In order for people with mental health issues to have a good “quality of life” they need to be able to access to a full range of Whole Life Recovery community opportunities and resources. This includes but is not limited to:
Health and social care providers
Housing agencies
Educational facilities
Employers and employment services
Sport and leisure
Art and culture
Social media

Deinstitutionalisation

Deinstitutionalisation is not only downsizing or even closing psychiatric hospitals, but undertaking a complex process of removing the ideology and power of the institution by putting the person first – with his/her subjectivity, needs, life story, significant relationships, social networks, social capital – above the institution.
In order to do that, it is necessary to remove the power of institutions over people with mental health problems. This requires a shift of resources from hospitals to a range of community based services founded on the whole life needs of the person. This approach opens pathways of care and programmes that integrate social and health responses and actions. Deinstitutionalisation is therefore a whole change of systems, thinking and practice, that aims at overcoming the old psychiatric ideology while creating a new way of supporting community mental health and supporting the self determination,resilience and strengths of people with mental health problems.

Whole Person

A person with a mental health problem has the same basic human needs as all of us. Recognising the whole person is the way to develop and lead a life that is full of purpose, interest, recognition, contribution, value and reward. People with a mental health problem are seeking a whole life comprising of these needs and aspirations. Enabling people to have a whole life opportunity and assisting them in their recovery and wellbeing requires full access to health, educational opportunities, vocational training schemes, work, volunteering, social networks, sport and leisure, art and culture and faith and religion.

Whole system

The IMHCN Whole Life approach promotes this by applying a Whole Systems methodology in the design, planning and implementation of a comprehensive integrated mental health system.
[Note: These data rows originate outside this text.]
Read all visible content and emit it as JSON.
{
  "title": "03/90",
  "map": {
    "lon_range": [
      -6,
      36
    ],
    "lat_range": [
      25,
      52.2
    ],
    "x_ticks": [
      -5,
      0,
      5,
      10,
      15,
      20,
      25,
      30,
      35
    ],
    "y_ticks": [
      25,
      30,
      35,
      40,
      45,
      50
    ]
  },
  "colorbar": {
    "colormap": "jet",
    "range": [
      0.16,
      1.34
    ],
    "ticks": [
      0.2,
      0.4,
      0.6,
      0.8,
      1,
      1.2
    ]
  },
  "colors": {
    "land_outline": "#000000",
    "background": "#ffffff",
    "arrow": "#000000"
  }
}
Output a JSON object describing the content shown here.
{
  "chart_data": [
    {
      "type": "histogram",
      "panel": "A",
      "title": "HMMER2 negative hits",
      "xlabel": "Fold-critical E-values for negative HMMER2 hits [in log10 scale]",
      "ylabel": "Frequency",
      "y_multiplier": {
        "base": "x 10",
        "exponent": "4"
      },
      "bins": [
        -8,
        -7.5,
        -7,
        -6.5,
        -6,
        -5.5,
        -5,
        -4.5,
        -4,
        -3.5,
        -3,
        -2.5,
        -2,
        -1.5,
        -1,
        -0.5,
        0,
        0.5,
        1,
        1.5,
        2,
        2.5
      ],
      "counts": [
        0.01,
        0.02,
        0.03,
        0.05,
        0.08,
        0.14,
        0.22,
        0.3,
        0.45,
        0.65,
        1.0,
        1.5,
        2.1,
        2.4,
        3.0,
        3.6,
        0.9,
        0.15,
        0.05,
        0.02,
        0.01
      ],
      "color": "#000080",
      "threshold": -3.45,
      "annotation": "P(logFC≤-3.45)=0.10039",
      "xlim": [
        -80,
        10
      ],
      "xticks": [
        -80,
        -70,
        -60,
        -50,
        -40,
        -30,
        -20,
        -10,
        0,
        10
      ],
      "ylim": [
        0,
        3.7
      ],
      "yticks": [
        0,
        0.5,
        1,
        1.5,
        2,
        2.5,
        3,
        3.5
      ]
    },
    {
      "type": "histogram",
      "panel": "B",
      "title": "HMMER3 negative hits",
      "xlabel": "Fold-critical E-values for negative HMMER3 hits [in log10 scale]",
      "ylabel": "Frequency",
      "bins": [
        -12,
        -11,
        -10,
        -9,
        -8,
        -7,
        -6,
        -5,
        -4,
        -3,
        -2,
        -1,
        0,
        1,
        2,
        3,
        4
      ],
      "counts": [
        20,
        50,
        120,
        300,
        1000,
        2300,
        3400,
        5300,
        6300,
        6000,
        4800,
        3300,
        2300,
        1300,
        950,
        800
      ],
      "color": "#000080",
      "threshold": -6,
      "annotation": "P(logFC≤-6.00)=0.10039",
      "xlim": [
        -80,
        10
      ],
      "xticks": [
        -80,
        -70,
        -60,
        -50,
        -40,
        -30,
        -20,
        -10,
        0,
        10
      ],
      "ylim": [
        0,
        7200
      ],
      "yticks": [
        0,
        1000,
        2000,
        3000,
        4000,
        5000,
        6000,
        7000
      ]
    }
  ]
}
The Whole system has to have an agreed common purpose and objectives negotiated and owned by all community stakeholders. In this way the components of the System are interdependent with each other and have themselves a well defined contribution to the Whole System. The Whole is the most important objective and not each component on their own.

Whole Community

This approach actively benefits from a local communities human, economic, social and cultural resources. All communities have the potential to provide significant opportunities for individuals and families to continue or regain a whole life in all its domains. Ensuring the active participation of organisations and individuals from communities in designing and implementing a whole life whole system strategy lies at the core of the success of this approach.